Trying to stop myself Drinking
- I feel the pain in all of the stories I am a horrible nasty abusive MONSTER when drunk iv hurt my children mother and lost a wonderful partner.I hate alcohol and what it does to me I want to stop drinking alcohol
- —Guest murrin
- My mum just picked up another drink after getting back from rehab a few weeks ago. She tells me she is fine but I dont know whether she really is. She says not to tell my dad who has been really horrible to her verbally and I don't know who else I could possibly tell. I am stuck and worries plus i have exams coming up for my High School Certificate in a week. Its not her fault though as it has been in her family for 7 generations. I cannot blame her.
- —Guest wj
My dad drinks
- I'm not sure if my dad is even an alcoholic or not, but he seems to always be drunk/under the influence of alcohol. He tries to hide his drinking habits from my mum childishly by hiding his drinks down the side of the house. Mum knows though, and they always fight. Mum has a disease that means she always needs to sleep, so she's often not around to stop my dad drinking and he always acts annoying and weird (not abusive at all, just plain weird) and he's been embarrassing on occasions when he's drunk around my friends. I've tried talking to him but he just says it's his choice and it doesn't matter if he drinks or not, that I'm not his mother and I cannot tell him what do to. I know my situation isn't half as bad as the stories that everyone else has published, but I've been really affected by my day's drinking habits because I feel so hopeless, angry, stressed and annoyed to the point of constant sadness. It's horrible.
- —Guest Stressed
Want to believe
- When we met we were both in recovery and in the aa program I fell off the wagon hard and picked up horrible drugs and did horrible things for about five weeks he stayed sober and by my side as a supportive loving friend. If it wasnt for his love and compassion I dont know if i would have made it through. I am five months sober and in the span of those months I have supported his attempts at recovery at least ten times. he gets horrible drunk it is a night mare he calls me horrible names, spits on my face, cops come, he shatters my windshield to car and chokes me, slaps me. i want to love him because he loved me when i was using we just found out were pregnant and last night he choked me so badly i passed out he went to hospital then to jail they took pictures of my neck and i am hoping court will order mandatory treatment how has it come to this?

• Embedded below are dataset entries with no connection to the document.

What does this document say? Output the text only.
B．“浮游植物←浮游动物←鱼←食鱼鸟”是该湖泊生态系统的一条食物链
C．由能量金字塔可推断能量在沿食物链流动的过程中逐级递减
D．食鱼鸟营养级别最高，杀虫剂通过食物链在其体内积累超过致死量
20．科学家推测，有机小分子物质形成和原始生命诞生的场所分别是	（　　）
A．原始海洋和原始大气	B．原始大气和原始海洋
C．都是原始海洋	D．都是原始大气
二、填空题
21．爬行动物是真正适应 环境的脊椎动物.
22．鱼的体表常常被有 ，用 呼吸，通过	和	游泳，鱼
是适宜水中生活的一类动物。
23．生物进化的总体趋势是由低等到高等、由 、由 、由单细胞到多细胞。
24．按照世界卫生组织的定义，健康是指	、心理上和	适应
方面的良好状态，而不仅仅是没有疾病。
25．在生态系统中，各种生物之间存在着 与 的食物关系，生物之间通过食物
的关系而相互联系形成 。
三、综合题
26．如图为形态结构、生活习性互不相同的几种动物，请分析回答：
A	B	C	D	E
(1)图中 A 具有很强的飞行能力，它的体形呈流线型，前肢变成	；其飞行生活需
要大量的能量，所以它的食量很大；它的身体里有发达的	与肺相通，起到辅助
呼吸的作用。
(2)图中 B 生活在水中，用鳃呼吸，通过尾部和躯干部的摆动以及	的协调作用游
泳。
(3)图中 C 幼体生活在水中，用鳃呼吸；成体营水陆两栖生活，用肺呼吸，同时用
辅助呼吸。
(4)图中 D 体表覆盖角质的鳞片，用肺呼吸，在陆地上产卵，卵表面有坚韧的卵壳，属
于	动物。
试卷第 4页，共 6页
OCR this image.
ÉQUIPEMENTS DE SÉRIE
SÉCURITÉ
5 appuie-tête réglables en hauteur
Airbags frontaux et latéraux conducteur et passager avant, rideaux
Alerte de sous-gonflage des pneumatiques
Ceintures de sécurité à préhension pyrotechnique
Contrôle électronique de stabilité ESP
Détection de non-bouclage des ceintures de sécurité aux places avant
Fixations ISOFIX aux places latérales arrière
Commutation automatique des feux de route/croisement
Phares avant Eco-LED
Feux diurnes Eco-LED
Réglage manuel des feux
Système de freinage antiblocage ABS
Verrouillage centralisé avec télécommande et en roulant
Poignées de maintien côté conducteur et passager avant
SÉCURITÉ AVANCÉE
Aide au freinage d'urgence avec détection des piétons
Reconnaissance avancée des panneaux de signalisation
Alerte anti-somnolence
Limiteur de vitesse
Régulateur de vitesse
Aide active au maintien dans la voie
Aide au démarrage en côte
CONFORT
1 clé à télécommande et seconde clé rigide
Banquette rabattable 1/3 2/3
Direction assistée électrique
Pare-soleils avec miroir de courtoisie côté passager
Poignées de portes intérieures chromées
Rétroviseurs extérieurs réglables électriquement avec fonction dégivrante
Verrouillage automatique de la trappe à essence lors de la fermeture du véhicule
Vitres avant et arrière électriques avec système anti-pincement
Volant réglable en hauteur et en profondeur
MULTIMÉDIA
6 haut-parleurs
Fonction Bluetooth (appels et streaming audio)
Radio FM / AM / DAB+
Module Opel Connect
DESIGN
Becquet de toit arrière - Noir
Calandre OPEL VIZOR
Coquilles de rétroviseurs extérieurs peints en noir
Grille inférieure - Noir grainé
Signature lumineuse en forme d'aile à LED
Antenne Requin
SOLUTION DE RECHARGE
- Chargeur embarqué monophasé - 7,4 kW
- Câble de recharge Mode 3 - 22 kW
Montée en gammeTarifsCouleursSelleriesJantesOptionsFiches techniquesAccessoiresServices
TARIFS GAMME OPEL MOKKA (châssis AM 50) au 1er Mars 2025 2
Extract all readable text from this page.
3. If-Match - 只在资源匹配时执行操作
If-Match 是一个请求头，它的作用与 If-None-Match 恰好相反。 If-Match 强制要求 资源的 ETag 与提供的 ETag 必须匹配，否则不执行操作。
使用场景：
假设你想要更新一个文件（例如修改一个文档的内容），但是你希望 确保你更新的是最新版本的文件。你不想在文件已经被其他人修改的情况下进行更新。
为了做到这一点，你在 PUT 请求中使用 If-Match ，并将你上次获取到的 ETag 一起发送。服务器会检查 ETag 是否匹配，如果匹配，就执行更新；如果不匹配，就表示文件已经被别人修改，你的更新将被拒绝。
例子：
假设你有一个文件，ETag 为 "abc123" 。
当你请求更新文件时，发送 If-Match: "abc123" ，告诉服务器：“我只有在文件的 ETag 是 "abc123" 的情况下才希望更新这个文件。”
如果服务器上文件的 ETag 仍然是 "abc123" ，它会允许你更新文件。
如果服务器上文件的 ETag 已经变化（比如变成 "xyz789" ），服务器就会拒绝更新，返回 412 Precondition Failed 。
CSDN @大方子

- —Guest recovering alcoholic myself
Change for the better
- Its frustrating i know, the thing u gotta know is if the person doesnt want help then the person doesnt want help. u can't change à person if he doesnt wanna change, ive been in this situation before n this situation before, the best thing i did for myself is walked out that door and never looked back. My boyfriend was an alcoholic, one day i just said "f*** it, that's it I'm done" and left. after 5months he showed up on my door step and said he was attending aa meetings and has green sober for 4 1/2 months, I was amazed, I wanted to cry. He was the same guy I fell in love with before he became a heavy drinker. The things he did when he was drunk, went on binges and wouldnt come home a week later. He completely changed. My advice would be to keep ur ground, if this person doesnt wanna change don't let him/her bring u down with them. Stand ur ground and make a change for the better
- —Guest lissa
There is a Better Day Ahead : )
- After reading all posted on this site, all I can say is, " You've been given a life separate from anyone else's, your accountable for yourself, actions and what you've done to others. SO IS THE ALCOHOLIC!". Build yourself up by attending AA or Al-Anon. Get informed and educated, then make a Decision. My Guess is your pretty smart, plus have value and a lot to offer! You only live one life! "Please don't let the past determine your future, only what this moment says you'll do".! Make your future, goals and dreams come true! : ) YOU CAN DO IT!